Abdelhack Mohamed, Tripathi Sandhya, Chen Yixin, Avidan Michael S, King Christopher R
Department of Anesthesiology, Washington University School of Medicine, St. Louis, MO, USA.
Krembil Centre for Neuroinformatics, Centre for Addiction and Mental Health, Toronto, ON, Canada.
BMC Public Health. 2024 Jul 16;24(1):1907. doi: 10.1186/s12889-024-19418-5.
Post-operative complications present a challenge to the healthcare system due to the high unpredictability of their incidence. Socioeconomic conditions have been established as social determinants of health. However, their contribution relating to postoperative complications is still unclear as it can be heterogeneous based on community, type of surgical services, and sex and gender. Uncovering these relations can enable improved public health policy to reduce such complications.
In this study, we conducted a large population cross-sectional analysis of social vulnerability and the odds of various post-surgical complications. We collected electronic health records data from over 50,000 surgeries that happened between 2012 and 2018 at a quaternary health center in St. Louis, Missouri, United States and the corresponding zip code of the patients. We built statistical logistic regression models of postsurgical complications with the social vulnerability index of the tract consisting of the zip codes of the patient as the independent variable along with sex and race interaction.
Our sample from the St. Louis area exhibited high variance in social vulnerability with notable rapid increase in vulnerability from the south west to the north of the Mississippi river indicating high levels of inequality. Our sample had more females than males, and females had slightly higher social vulnerability index. Postoperative complication incidence ranged from 0.75% to 41% with lower incidence rate among females. We found that social vulnerability was associated with abnormal heart rhythm with socioeconomic status and housing status being the main association factors. We also found associations of the interaction of social vulnerability and female sex with an increase in odds of heart attack and surgical wound infection. Those associations disappeared when controlling for general health and comorbidities.
Our results indicate that social vulnerability measures such as socioeconomic status and housing conditions could affect postsurgical outcomes through preoperative health.
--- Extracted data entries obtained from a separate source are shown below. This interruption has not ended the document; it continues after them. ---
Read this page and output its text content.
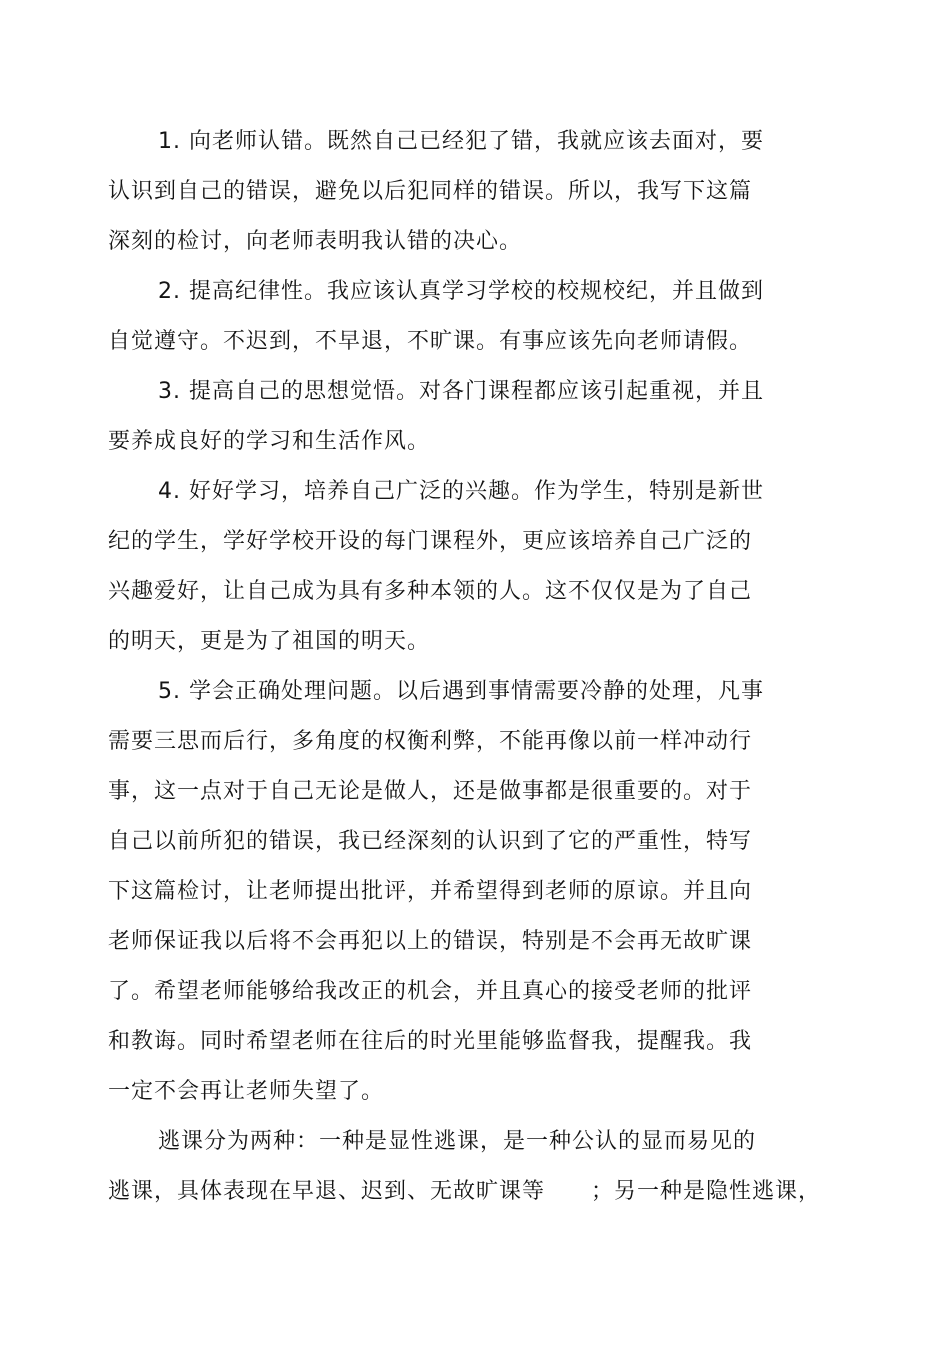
1. 向老师认错。既然自己已经犯了错，我就应该去面对，要

认识到自己的错误，避免以后犯同样的错误。所以，我写下这篇

深刻的检讨，向老师表明我认错的决心。

2. 提高纪律性。我应该认真学习学校的校规校纪，并且做到

自觉遵守。不迟到，不早退，不旷课。有事应该先向老师请假。

3. 提高自己的思想觉悟。对各门课程都应该引起重视，并且

要养成良好的学习和生活作风。

4. 好好学习，培养自己广泛的兴趣。作为学生，特别是新世

纪的学生，学好学校开设的每门课程外，更应该培养自己广泛的

兴趣爱好，让自己成为具有多种本领的人。这不仅仅是为了自己

的明天，更是为了祖国的明天。

5. 学会正确处理问题。以后遇到事情需要冷静的处理，凡事

需要三思而后行，多角度的权衡利弊，不能再像以前一样冲动行

事，这一点对于自己无论是做人，还是做事都是很重要的。对于

自己以前所犯的错误，我已经深刻的认识到了它的严重性，特写

下这篇检讨，让老师提出批评，并希望得到老师的原谅。并且向

老师保证我以后将不会再犯以上的错误，特别是不会再无故旷课

了。希望老师能够给我改正的机会，并且真心的接受老师的批评

和教诲。同时希望老师在往后的时光里能够监督我，提醒我。我

一定不会再让老师失望了。

逃课分为两种：一种是显性逃课，是一种公认的显而易见的

逃课，具体表现在早退、迟到、无故旷课等　　；另一种是隐性逃课，
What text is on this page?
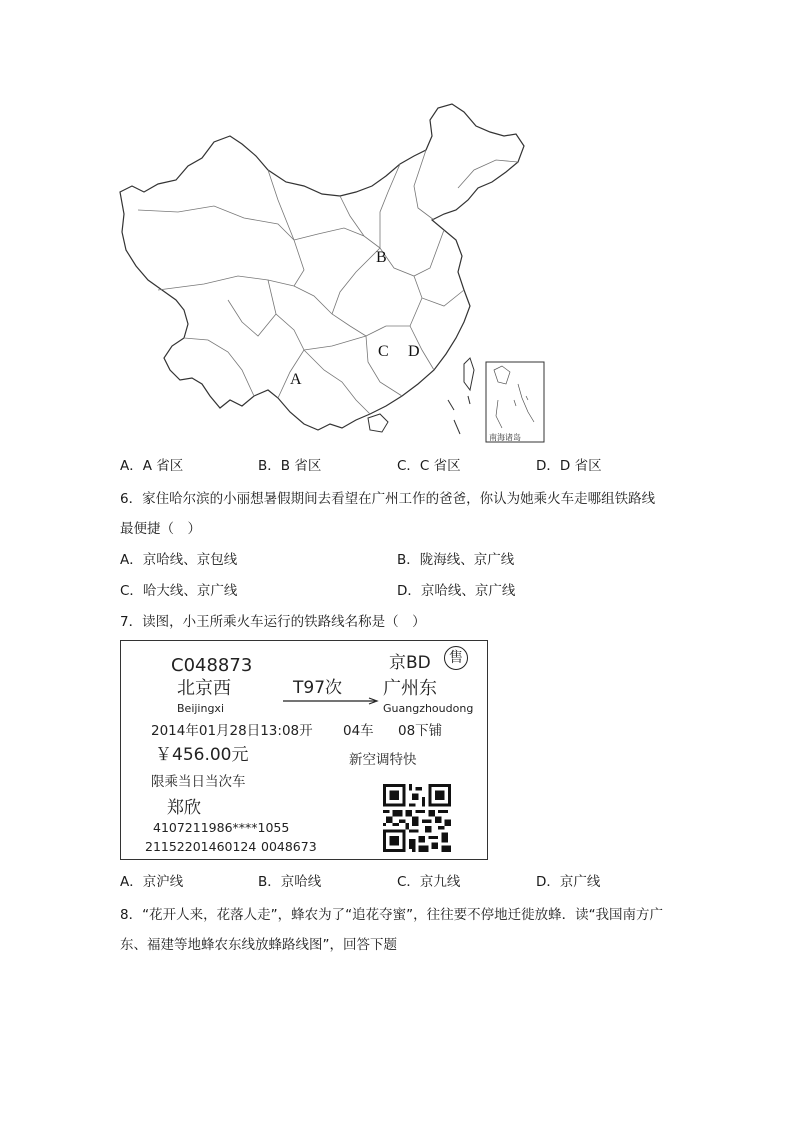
B
C D
A
南海诸岛
A．A 省区	B．B 省区	C．C 省区	D．D 省区
6．家住哈尔滨的小丽想暑假期间去看望在广州工作的爸爸，你认为她乘火车走哪组铁路线
最便捷（　）
A．京哈线、京包线	B．陇海线、京广线
C．哈大线、京广线	D．京哈线、京广线
7．读图，小王所乘火车运行的铁路线名称是（　）
C048873	京BD	售
北京西	T97次 广州东
Beijingxi	Guangzhoudong
2014年01月28日13:08开 04车 08下铺
￥456.00元	新空调特快
限乘当日当次车
郑欣
4107211986****1055
21152201460124 0048673
A．京沪线	B．京哈线	C．京九线	D．京广线
8．“花开人来，花落人走”，蜂农为了“追花夺蜜”，往往要不停地迁徙放蜂．读“我国南方广
东、福建等地蜂农东线放蜂路线图”，回答下题
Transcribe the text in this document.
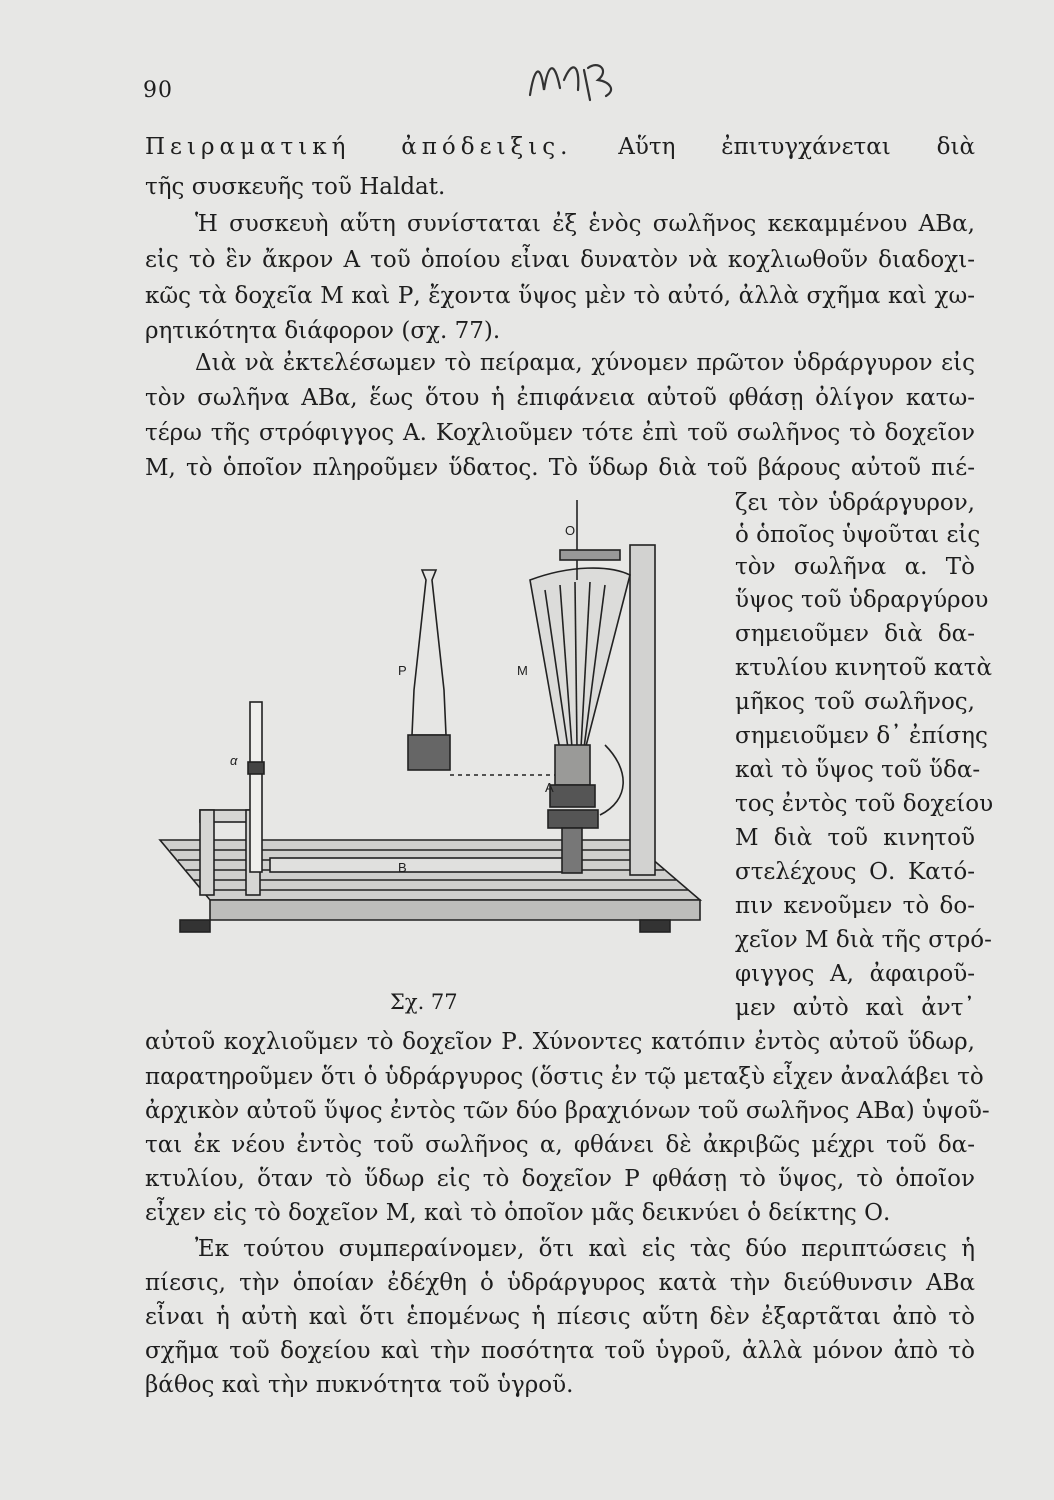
90
Πειραματική ἀπόδειξις. Αὕτη ἐπιτυγχάνεται διὰ
τῆς συσκευῆς τοῦ Haldat.
Ἡ συσκευὴ αὕτη συνίσταται ἐξ ἑνὸς σωλῆνος κεκαμμένου ΑΒα,
εἰς τὸ ἓν ἄκρον Α τοῦ ὁποίου εἶναι δυνατὸν νὰ κοχλιωθοῦν διαδοχι-
κῶς τὰ δοχεῖα Μ καὶ Ρ, ἔχοντα ὕψος μὲν τὸ αὐτό, ἀλλὰ σχῆμα καὶ χω-
ρητικότητα διάφορον (σχ. 77).
Διὰ νὰ ἐκτελέσωμεν τὸ πείραμα, χύνομεν πρῶτον ὑδράργυρον εἰς
τὸν σωλῆνα ΑΒα, ἕως ὅτου ἡ ἐπιφάνεια αὐτοῦ φθάσῃ ὀλίγον κατω-
τέρω τῆς στρόφιγγος Α. Κοχλιοῦμεν τότε ἐπὶ τοῦ σωλῆνος τὸ δοχεῖον
Μ, τὸ ὁποῖον πληροῦμεν ὕδατος. Τὸ ὕδωρ διὰ τοῦ βάρους αὐτοῦ πιέ-
ζει τὸν ὑδράργυρον,
ὁ ὁποῖος ὑψοῦται εἰς
τὸν σωλῆνα α. Τὸ
ὕψος τοῦ ὑδραργύρου
σημειοῦμεν διὰ δα-
κτυλίου κινητοῦ κατὰ
μῆκος τοῦ σωλῆνος,
σημειοῦμεν δ᾽ ἐπίσης
καὶ τὸ ὕψος τοῦ ὕδα-
τος ἐντὸς τοῦ δοχείου
Μ διὰ τοῦ κινητοῦ
στελέχους Ο. Κατό-
πιν κενοῦμεν τὸ δο-
χεῖον Μ διὰ τῆς στρό-
φιγγος Α, ἀφαιροῦ-
μεν αὐτὸ καὶ ἀντ᾽
Ο
Ρ	Μ
α
Α
Β
Σχ. 77
αὐτοῦ κοχλιοῦμεν τὸ δοχεῖον Ρ. Χύνοντες κατόπιν ἐντὸς αὐτοῦ ὕδωρ,
παρατηροῦμεν ὅτι ὁ ὑδράργυρος (ὅστις ἐν τῷ μεταξὺ εἶχεν ἀναλάβει τὸ
ἀρχικὸν αὐτοῦ ὕψος ἐντὸς τῶν δύο βραχιόνων τοῦ σωλῆνος ΑΒα) ὑψοῦ-
ται ἐκ νέου ἐντὸς τοῦ σωλῆνος α, φθάνει δὲ ἀκριβῶς μέχρι τοῦ δα-
κτυλίου, ὅταν τὸ ὕδωρ εἰς τὸ δοχεῖον Ρ φθάσῃ τὸ ὕψος, τὸ ὁποῖον
εἶχεν εἰς τὸ δοχεῖον Μ, καὶ τὸ ὁποῖον μᾶς δεικνύει ὁ δείκτης Ο.
Ἐκ τούτου συμπεραίνομεν, ὅτι καὶ εἰς τὰς δύο περιπτώσεις ἡ
πίεσις, τὴν ὁποίαν ἐδέχθη ὁ ὑδράργυρος κατὰ τὴν διεύθυνσιν ΑΒα
εἶναι ἡ αὐτὴ καὶ ὅτι ἑπομένως ἡ πίεσις αὕτη δὲν ἐξαρτᾶται ἀπὸ τὸ
σχῆμα τοῦ δοχείου καὶ τὴν ποσότητα τοῦ ὑγροῦ, ἀλλὰ μόνον ἀπὸ τὸ
βάθος καὶ τὴν πυκνότητα τοῦ ὑγροῦ.
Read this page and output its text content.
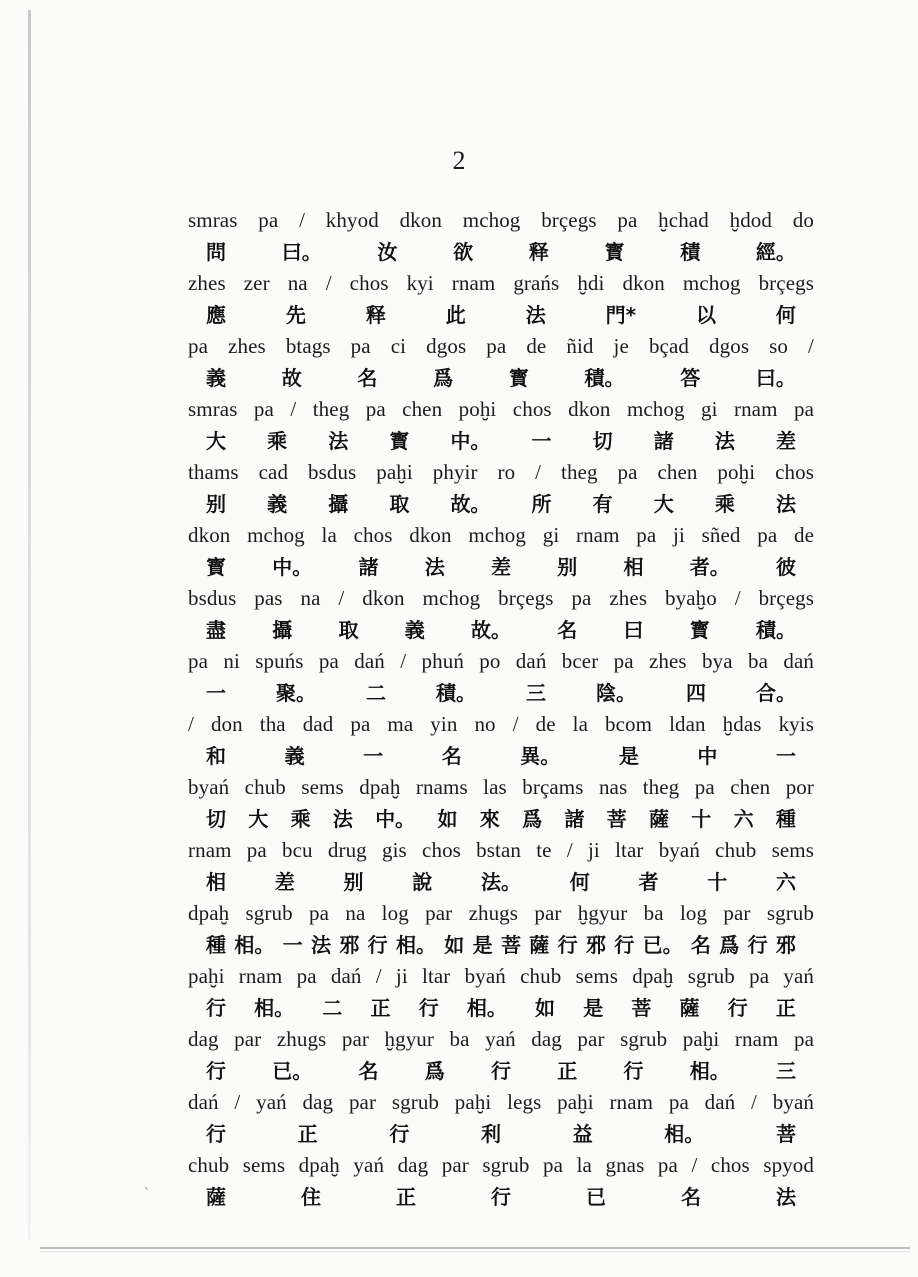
2
smras pa / khyod dkon mchog brçegs pa ḫchad ḫdod do
問	曰。	汝	欲	释	寳	積	經。
zhes zer na / chos kyi rnam grańs ḫdi dkon mchog brçegs
應	先	释	此	法	門*	以	何
pa zhes btags pa ci dgos pa de ñid je bçad dgos so /
義	故	名	爲	寳	積。	答	曰。
smras pa / theg pa chen poḫi chos dkon mchog gi rnam pa
大 乘 法 寳 中。 一 切 諸 法 差
thams cad bsdus paḫi phyir ro / theg pa chen poḫi chos
别 義 攝 取 故。 所 有 大 乘 法
dkon mchog la chos dkon mchog gi rnam pa ji sñed pa de
寳 中。 諸 法 差 别 相 者。 彼
bsdus pas na / dkon mchog brçegs pa zhes byaḫo / brçegs
盡 攝 取 義 故。 名 曰 寳 積。
pa ni spuńs pa dań / phuń po dań bcer pa zhes bya ba dań
一	聚。	二	積。	三	陰。	四	合。
/ don tha dad pa ma yin no / de la bcom ldan ḫdas kyis
和	義	一	名	異。	是	中	一
byań chub sems dpaḫ rnams las brçams nas theg pa chen por
切 大 乘 法 中。 如 來 爲 諸 菩 薩 十 六 種
rnam pa bcu drug gis chos bstan te / ji ltar byań chub sems
相 差 别 說 法。 何 者 十 六
dpaḫ sgrub pa na log par zhugs par ḫgyur ba log par sgrub
種 相。 一 法 邪 行 相。 如 是 菩 薩 行 邪 行 已。 名 爲 行 邪
paḫi rnam pa dań / ji ltar byań chub sems dpaḫ sgrub pa yań
行 相。 二 正 行 相。 如 是 菩 薩 行 正
dag par zhugs par ḫgyur ba yań dag par sgrub paḫi rnam pa
行 已。 名 爲 行 正 行 相。 三
dań / yań dag par sgrub paḫi legs paḫi rnam pa dań / byań
行	正	行	利	益	相。	菩
chub sems dpaḫ yań dag par sgrub pa la gnas pa / chos spyod
薩	住	正	行	已	名	法
`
This suggests that the domains of preventive medicine and public health should place social vulnerability as a priority to achieve better health outcomes of surgical interventions.
术后并发症的发生率具有高度不可预测性,这给医疗保健系统带来了挑战。社会经济状况已被确立为健康的社会决定因素。然而,它们与术后并发症的关系仍不明确,因为基于社区、手术服务类型以及性别,这种关系可能存在异质性。揭示这些关系有助于改进公共卫生政策以减少此类并发症。
在本研究中,我们对社会脆弱性与各种术后并发症的几率进行了大规模人群横断面分析。我们收集了2012年至2018年期间在美国密苏里州圣路易斯市一家四级医疗中心进行的50000多例手术的电子健康记录数据以及患者相应的邮政编码。我们构建了术后并发症的统计逻辑回归模型,将由患者邮政编码组成的区域的社会脆弱性指数作为自变量,并纳入性别和种族交互项。
我们来自圣路易斯地区的样本在社会脆弱性方面表现出高度差异,从密西西比河西南部到北部,脆弱性显著快速增加,表明存在高度不平等。我们的样本中女性多于男性,且女性的社会脆弱性指数略高。术后并发症发生率在0.75%至41%之间,女性的发生率较低。我们发现社会脆弱性与心律失常相关,社会经济地位和住房状况是主要关联因素。我们还发现社会脆弱性与女性性别之间的交互作用与心脏病发作和手术伤口感染几率的增加有关。在控制一般健康状况和合并症后,这些关联消失。
我们的结果表明,社会经济地位和住房条件等社会脆弱性指标可能通过术前健康状况影响术后结果。这表明预防医学和公共卫生领域应将社会脆弱性作为优先事项,以实现手术干预更好的健康结果。